Introducing Superpower: a 42MW natural gas turbine optimized for AI datacenters, built on our supersonic technology. Superpower launches with a 1.21GW order from @CrusoeAI Backstory


@bscholl
https://x.com/bscholl/status/1998372111522673038
1/ Three years ago when we started working on our Symphony supersonic engine, we knew that it would one day make for a breakthrough power turbine

@bscholl
https://x.com/bscholl/status/1998372112856392103
2/ Back then, we registered some energy-related domains and put power on our product roadmap—but expected we'd ship supersonic first, then launch our energy product

@bscholl
https://x.com/bscholl/status/1998372114991386851
3/ But we've watched an energy crisis develop in America. Our grid has flatlined while China has raced ahead. Hyperscalers have racks of GPUs sitting idle with no electricity to power them


@bscholl
https://x.com/bscholl/status/1998372117298208894
4/ Like all great ideas, this started with reading X. As I was pushing to legalize supersonic, I kept hearing about how AI companies couldn't get enough electricity. Both XAi and OpenAI were building their own power plants with large arrays of converted jet engines

@bscholl
https://x.com/bscholl/status/1998372118636200226
5/ There's something brilliant in this approach: large arrays of mid-size turbines are the blade servers of the energy world. Just as blade servers are more reliable and efficient than mainframes, so would be an array of turbines. But there was a major problem:

@bscholl
https://x.com/bscholl/status/1998372119932190745
6/ The existing "aeroderivative" turbines were old technology—based literally on 1970s jet engines. This means they didn't perform well in the real world, had no cloud connectivity. Nonetheless, AI companies were snapping up all they could get... engines were effectively old out

@bscholl
https://x.com/bscholl/status/1998372121572176031
7/ I texted @sama, who had been a Boom investor for more than a decade. Would a 42MW nat gas turbine be helpful? The answer was a resounding yes. 90 days later, we had a launch order for 1.21GW and well over $1.25B in backlog

@bscholl
https://x.com/bscholl/status/1998372124206211572
8/ Later, we visited @CrusoeAI's data center in Abilene, TX, where they were building one of the first vertically integrated power plants. Many of the pads were sitting empty, waiting for big OEMs to deliver.

@bscholl
https://x.com/bscholl/status/1998372126022304251
9/ Worse, it was 110°F that day—and the turbines took the heat even worse than the humans.
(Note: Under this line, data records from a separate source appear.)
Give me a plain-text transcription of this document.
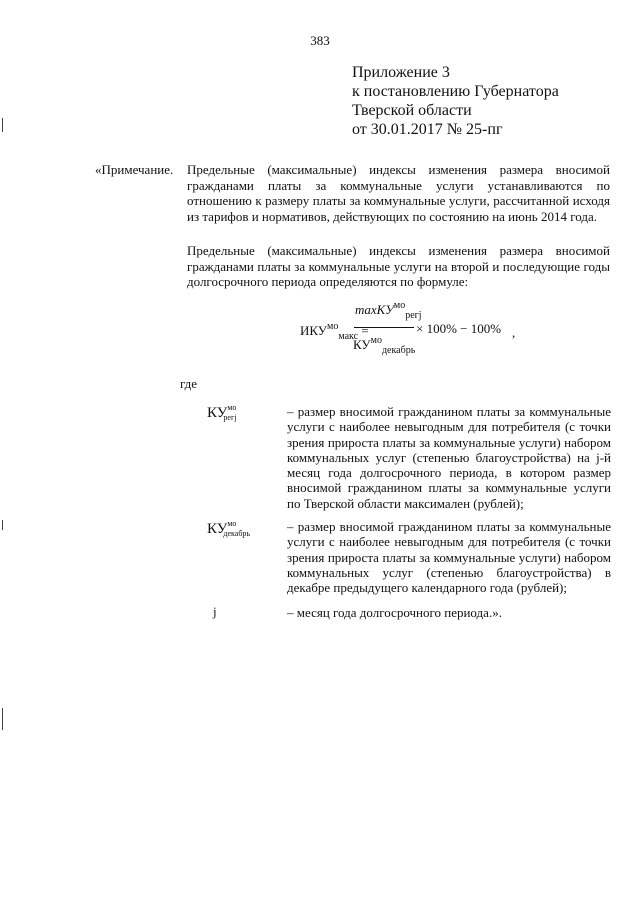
383
Приложение 3
к постановлению Губернатора
Тверской области
от 30.01.2017 № 25-пг
«Примечание. Предельные (максимальные) индексы изменения размера вносимой гражданами платы за коммунальные услуги устанавливаются по отношению к размеру платы за коммунальные услуги, рассчитанной исходя из тарифов и нормативов, действующих по состоянию на июнь 2014 года.
Предельные (максимальные) индексы изменения размера вносимой гражданами платы за коммунальные услуги на второй и последующие годы долгосрочного периода определяются по формуле:
$ИКУ^{мо}_{макс}$ =
maxКУ$^{мо}_{peгj}$
$КУ^{мо}_{декабрь}$
× 100% − 100% ,
где
$КУ^{мо}_{peгj}$	– размер вносимой гражданином платы за коммунальные услуги с наиболее невыгодным для потребителя (с точки зрения прироста платы за коммунальные услуги) набором коммунальных услуг (степенью благоустройства) на j-й месяц года долгосрочного периода, в котором размер вносимой гражданином платы за коммунальные услуги по Тверской области максимален (рублей);
$КУ^{мо}_{декабрь}$	– размер вносимой гражданином платы за коммунальные услуги с наиболее невыгодным для потребителя (с точки зрения прироста платы за коммунальные услуги) набором коммунальных услуг (степенью благоустройства) в декабре предыдущего календарного года (рублей);
j	– месяц года долгосрочного периода.».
With 1970s tech designed for subsonic flight—where effective temperatures are -50°, the only way to avoid a meltdown was to throttle back.


@bscholl
https://x.com/bscholl/status/1998372173493465328
10/ Our engine was designed to run at Mach 1.7, where effective temperatures are 160°F. This means that under real world conditions, four of our Superpower turbines could do the job of seven legacy units. Without the cooling water required by legacy turbines!

@bscholl
https://x.com/bscholl/status/1998372174785323185
11/ I believe our job @boomsupersonic is to tackle industrial scale product development that others can't or won't. No one else is building a supersonic airliner. No one else was building a new turbine. Even plans to ramp production of existing units were tepid.

@bscholl
https://x.com/bscholl/status/1998372176211431591
12/ So we decided it was time to pull energy forward in our product roadmap. Shipping our engine first as a power turbine not only solves an acute customer and American paint point—it also solves the biggest problems facing supersonic flight.

@bscholl
https://x.com/bscholl/status/1998372178304372870
13/ Today's new $300M financing fully funds the Superpower turbine—and Superpower accelerates profitability, allowing us to self-fund Overture supersonic development


@bscholl
https://x.com/bscholl/status/1998372180305076301
14/ Additionally, Superpower provides a proving ground for our engine. When it carries passengers, we'll have hundreds of thousands of hours of real world experience, making it the most tested new jet engine ever to carry passengers.

@bscholl
https://x.com/bscholl/status/1998372182330908903
15/ To overcome supply chain bottlenecks, we're vertically integrating manufacturing. We've already started building the first Superpower turbine, and we're building a new Superfactory in Denver which will make 2GW/year of turbines from raw materials

@bscholl
https://x.com/bscholl/status/1998372184134394228
16/ We'll share more about the Superpower Superfactory early next year. It's time to build supersonic.